Petition „Rettet die Bäder“ beendet

Fast 120.000 Menschen haben bis Ende August mit ihrer Unterschrift die Petition „Rettet die Bäder! Schwimmbadschließungen stoppen!“ auf der Internetplattform openPetition unterstützt. „Das ist ein fantastisches Ergebnis.

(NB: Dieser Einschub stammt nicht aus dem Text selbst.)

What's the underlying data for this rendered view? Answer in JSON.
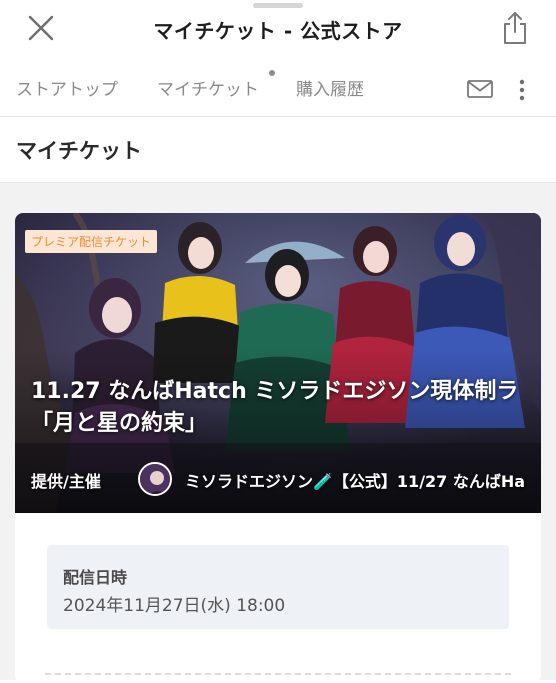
{
  "header": {
    "title": "マイチケット - 公式ストア",
    "close_icon": "close-icon",
    "share_icon": "share-icon"
  },
  "tabs": [
    {
      "label": "ストアトップ"
    },
    {
      "label": "マイチケット",
      "has_dot": true
    },
    {
      "label": "購入履歴"
    }
  ],
  "section": {
    "title": "マイチケット"
  },
  "ticket": {
    "badge": "プレミア配信チケット",
    "title_line1": "11.27 なんばHatch ミソラドエジソン現体制ラ",
    "title_line2": "「月と星の約束」",
    "host_label": "提供/主催",
    "host_name": "ミソラドエジソン🧪【公式】11/27 なんばHa",
    "date_label": "配信日時",
    "date_value": "2024年11月27日(水) 18:00"
  },
  "colors": {
    "badge_bg": "#fde7d4",
    "badge_text": "#e78b3a",
    "date_box_bg": "#eef1f5",
    "page_gray": "#f2f2f2"
  }
}
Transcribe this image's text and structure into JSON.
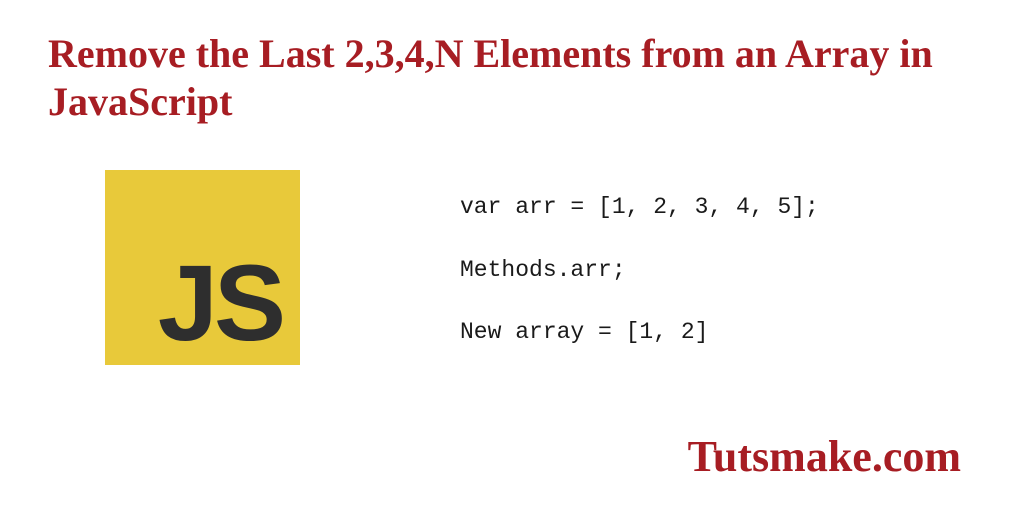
{
  "title": "Remove the Last 2,3,4,N Elements from an Array in JavaScript",
  "logo": {
    "text": "JS"
  },
  "code": {
    "line1": "var arr = [1, 2, 3, 4, 5];",
    "line2": "Methods.arr;",
    "line3": "New array = [1, 2]"
  },
  "brand": "Tutsmake.com"
}
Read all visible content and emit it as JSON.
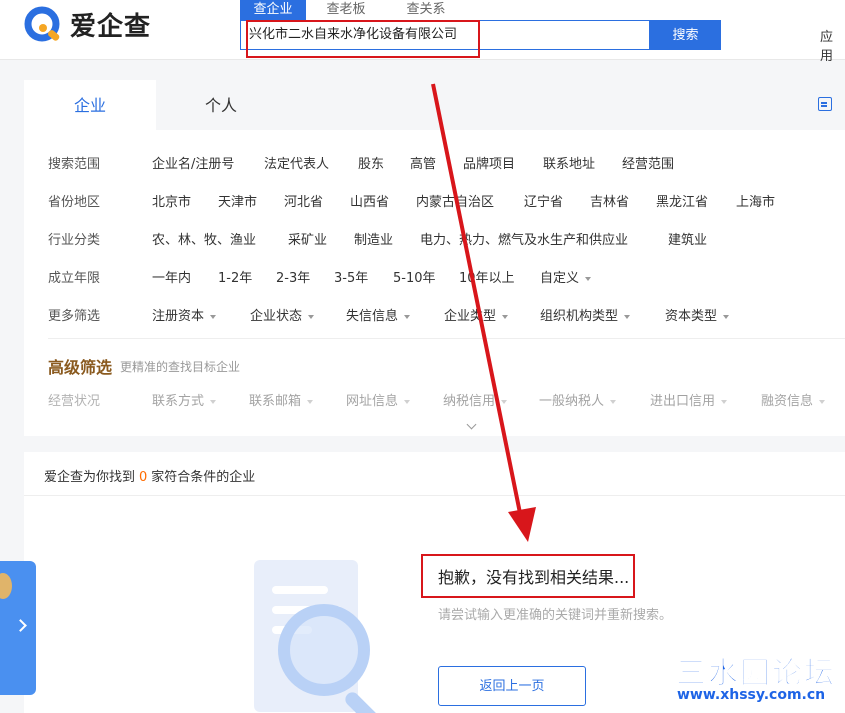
{
  "header": {
    "logo_text": "爱企查",
    "search_tabs": [
      "查企业",
      "查老板",
      "查关系"
    ],
    "search_value": "兴化市二水自来水净化设备有限公司",
    "search_button": "搜索",
    "right_link": "应用"
  },
  "tabs": {
    "company": "企业",
    "person": "个人"
  },
  "filters": {
    "scope": {
      "label": "搜索范围",
      "items": [
        "企业名/注册号",
        "法定代表人",
        "股东",
        "高管",
        "品牌项目",
        "联系地址",
        "经营范围"
      ]
    },
    "region": {
      "label": "省份地区",
      "items": [
        "北京市",
        "天津市",
        "河北省",
        "山西省",
        "内蒙古自治区",
        "辽宁省",
        "吉林省",
        "黑龙江省",
        "上海市"
      ]
    },
    "industry": {
      "label": "行业分类",
      "items": [
        "农、林、牧、渔业",
        "采矿业",
        "制造业",
        "电力、热力、燃气及水生产和供应业",
        "建筑业"
      ]
    },
    "founded": {
      "label": "成立年限",
      "items": [
        "一年内",
        "1-2年",
        "2-3年",
        "3-5年",
        "5-10年",
        "10年以上",
        "自定义"
      ]
    },
    "more": {
      "label": "更多筛选",
      "items": [
        "注册资本",
        "企业状态",
        "失信信息",
        "企业类型",
        "组织机构类型",
        "资本类型"
      ]
    }
  },
  "advanced": {
    "title": "高级筛选",
    "subtitle": "更精准的查找目标企业",
    "label": "经营状况",
    "items": [
      "联系方式",
      "联系邮箱",
      "网址信息",
      "纳税信用",
      "一般纳税人",
      "进出口信用",
      "融资信息"
    ]
  },
  "results": {
    "prefix": "爱企查为你找到",
    "count": "0",
    "suffix": "家符合条件的企业",
    "sorry": "抱歉，没有找到相关结果...",
    "hint": "请尝试输入更准确的关键词并重新搜索。",
    "back_button": "返回上一页"
  },
  "watermark": {
    "main": "三水园论坛",
    "sub": "www.xhssy.com.cn"
  },
  "colors": {
    "primary": "#2b6fe0",
    "highlight": "#d8161b",
    "count": "#ff6b00",
    "advanced": "#8a5a1f"
  }
}
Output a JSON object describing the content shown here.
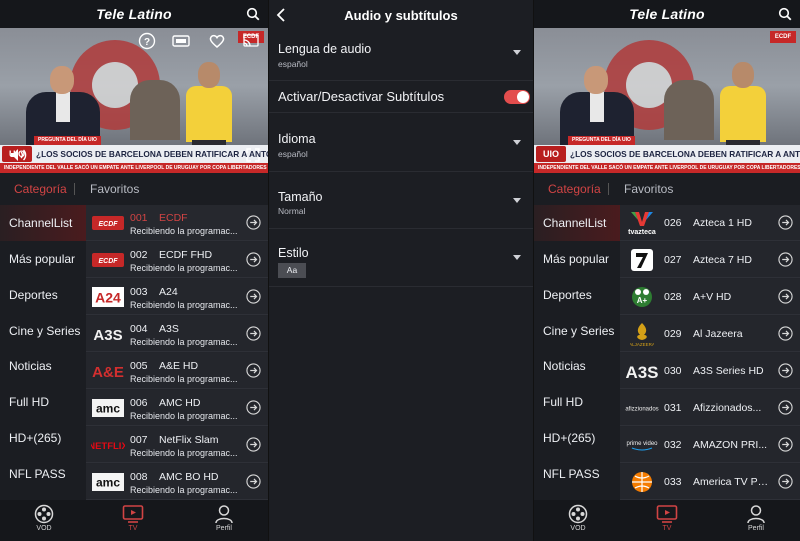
{
  "app": {
    "title": "Tele Latino",
    "tabs": {
      "category": "Categoría",
      "favorites": "Favoritos"
    },
    "categories": [
      "ChannelList",
      "Más popular",
      "Deportes",
      "Cine y Series",
      "Noticias",
      "Full HD",
      "HD+(265)",
      "NFL PASS"
    ],
    "bottom_nav": {
      "vod": "VOD",
      "tv": "TV",
      "profile": "Perfil"
    },
    "video": {
      "channel_logo": "ECDF",
      "pregunta_tag": "PREGUNTA DEL DÍA UIO",
      "badge": "UIO",
      "question": "¿LOS SOCIOS DE BARCELONA DEBEN RATIFICAR A ANTONIO ÁLVAREZ COMO PRESIDENTE?",
      "ticker": "INDEPENDIENTE DEL VALLE SACÓ UN EMPATE ANTE LIVERPOOL DE URUGUAY POR COPA LIBERTADORES"
    },
    "accent_color": "#d14444"
  },
  "left_channels": [
    {
      "number": "001",
      "name": "ECDF",
      "status": "Recibiendo la programac...",
      "logo": "ecdf-logo"
    },
    {
      "number": "002",
      "name": "ECDF FHD",
      "status": "Recibiendo la programac...",
      "logo": "ecdf-logo"
    },
    {
      "number": "003",
      "name": "A24",
      "status": "Recibiendo la programac...",
      "logo": "a24-logo"
    },
    {
      "number": "004",
      "name": "A3S",
      "status": "Recibiendo la programac...",
      "logo": "a3s-logo"
    },
    {
      "number": "005",
      "name": "A&E HD",
      "status": "Recibiendo la programac...",
      "logo": "ae-logo"
    },
    {
      "number": "006",
      "name": "AMC HD",
      "status": "Recibiendo la programac...",
      "logo": "amc-logo"
    },
    {
      "number": "007",
      "name": "NetFlix Slam",
      "status": "Recibiendo la programac...",
      "logo": "netflix-logo"
    },
    {
      "number": "008",
      "name": "AMC BO HD",
      "status": "Recibiendo la programac...",
      "logo": "amc-logo"
    }
  ],
  "right_channels": [
    {
      "number": "026",
      "name": "Azteca 1 HD",
      "logo": "tv-azteca-logo"
    },
    {
      "number": "027",
      "name": "Azteca 7 HD",
      "logo": "azteca7-logo"
    },
    {
      "number": "028",
      "name": "A+V HD",
      "logo": "aplusv-logo"
    },
    {
      "number": "029",
      "name": "Al Jazeera",
      "logo": "aljazeera-logo"
    },
    {
      "number": "030",
      "name": "A3S Series HD",
      "logo": "a3s-logo"
    },
    {
      "number": "031",
      "name": "Afizzionados...",
      "logo": "afizzionados-logo"
    },
    {
      "number": "032",
      "name": "AMAZON PRI...",
      "logo": "prime-video-logo"
    },
    {
      "number": "033",
      "name": "America TV Pe...",
      "logo": "america-tv-logo"
    }
  ],
  "settings": {
    "title": "Audio y subtítulos",
    "audio_language": {
      "label": "Lengua de audio",
      "value": "español"
    },
    "subtitles_toggle": {
      "label": "Activar/Desactivar Subtítulos",
      "on": true
    },
    "language": {
      "label": "Idioma",
      "value": "español"
    },
    "size": {
      "label": "Tamaño",
      "value": "Normal"
    },
    "style": {
      "label": "Estilo",
      "value": "Aa"
    }
  }
}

Mit dieser Unterstützung im Rücken können wir nun den nächsten Schritt gehen“, sagte der Leiter Verbandskommunikation im Präsidium, Frank Villmow.

Schon weit bevor die Frist für die Unterzeichnung abgelaufen war, bereiteten der Ressortchef und sein Team diesen nächsten Schritt vor: Am 25. September wird DLRG-Präsident Achim Haag in Berlin mit dem Rettungsboot über die Spree kommend gegen 14 Uhr an der Terrasse des Paul-Löbe-Hauses anlegen. Mit im Boot werden ein Teil der gesammelten Unterschriften sowie rund 20.000 „Rote Karten“ aus einer anderen Aktion gegen das fortwährende Schließen von Schwimmbädern liegen. Diese Bekundungen der Unterstützung wird Haag zusammen mit der offiziellen Petition der DLRG im Beisein von Abgeordneten und Medienvertretern dem Vorsitzenden des Petitionsausschusses im Deutschen Bundestag, Marian Wendt, übergeben. In ihrer Petition fordert die DLRG, die öffentlichen Bäder zu erhalten und deren Finanzierung nachhaltig zu sichern. Hierfür soll eine systematische Bedarfsplanung mit allen Beteiligten erstellt werden. Eine Gesellschaft wie die Deutsche Olympische Gesellschaft soll gegründet werden, die diese Bädersanierung innerhalb eines Zeitrahmens von zehn Jahren koordiniert. Den Finanzbedarf von circa 14 Milliarden Euro sollen je zur Hälfte der Bund sowie die Länder und Kommunen tragen.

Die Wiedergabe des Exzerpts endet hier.